A Gaza, des funérailles collectives pour 112 victimes longtemps ensevelies sous les décombres

Publié le par FSC

Les agences de presse du 05 août 2026

Les corps de personnes tuées par une frappe israélienne en novembre 2023 et récemment extraits des décombres, lors de leurs funérailles à Gaza, le 4 août 2026. JEHAD ALSHRAFI/AP

 

Ces personnes avaient péri dans un bombardement israélien de novembre 2023.
Elles étaient ensevelies sous les décombres et ont été récemment retrouvées. Au milieu d’immeubles détruits par des frappes israéliennes dans la ville de Gaza, des dizaines de dépouilles de Palestiniens sont alignées sur un terrain avant leur mise en terre.

Des centaines de personnes ont assisté, mardi 4 août, à ces obsèques collectives, parmi les plus importantes jamais organisées à Gaza.


Pour Ahmed Abou Sharia, un proche de victimes, ces funérailles vont permettre aux familles de faire enfin leur deuil. « Nous sommes venus pleurer nos martyrs, nos enfants, nos femmes et nos personnes âgées. C’est un enterrement pour le peuple palestinien », a-t-il dit à l’Agence France-Presse (AFP). « Des personnes sont toujours sous les décombres, rappelle-t-il. Elles n’ont pas combattu et ne portaient pas d’armes. »


Parmi les 112 corps, 44 étaient des enfants, membres d’une même famille élargie, selon le porte-parole de la défense civile, Mahmoud Bassal, qui estime à plus de 8 000 le nombre de cadavres encore ensevelis à Gaza.
 

« Nos équipes ont travaillé sans interruption pendant dix-sept jours », a relaté Mohammad Al-Moughaïr, directeur des opérations de cet organisme qui opère comme service de secours sous l’autorité du Hamas, avec l’aide de deux excavatrices mises à disposition par le Comité international de la Croix-Rouge (CICR). « Dans certains cas, des squelettes complets étaient restés intacts, maintenus ensemble uniquement par les vêtements », a-t-il précisé.

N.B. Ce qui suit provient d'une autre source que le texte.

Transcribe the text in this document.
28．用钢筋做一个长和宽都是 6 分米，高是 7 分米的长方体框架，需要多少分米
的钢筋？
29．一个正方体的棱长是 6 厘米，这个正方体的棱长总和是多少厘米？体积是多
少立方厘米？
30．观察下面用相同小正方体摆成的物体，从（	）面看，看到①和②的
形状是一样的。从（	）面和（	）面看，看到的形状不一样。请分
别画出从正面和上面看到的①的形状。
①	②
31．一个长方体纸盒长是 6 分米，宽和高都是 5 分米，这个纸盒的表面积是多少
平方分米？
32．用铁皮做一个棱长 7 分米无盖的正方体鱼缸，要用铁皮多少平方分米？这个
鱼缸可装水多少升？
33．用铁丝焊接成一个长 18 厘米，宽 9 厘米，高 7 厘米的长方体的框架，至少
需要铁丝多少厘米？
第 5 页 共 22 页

Plus de 1 200 Palestiniens tués depuis le début du cessez-le-feu

 

La défense civile de Gaza et des organisations comme le CICR dénoncent depuis longtemps le fait qu’Israël, qui contrôle tous les points d’entrée du territoire palestinien, n’autorise pas l’entrée d’un nombre suffisant d’engins et de matériels de construction nécessaires à la récupération des corps.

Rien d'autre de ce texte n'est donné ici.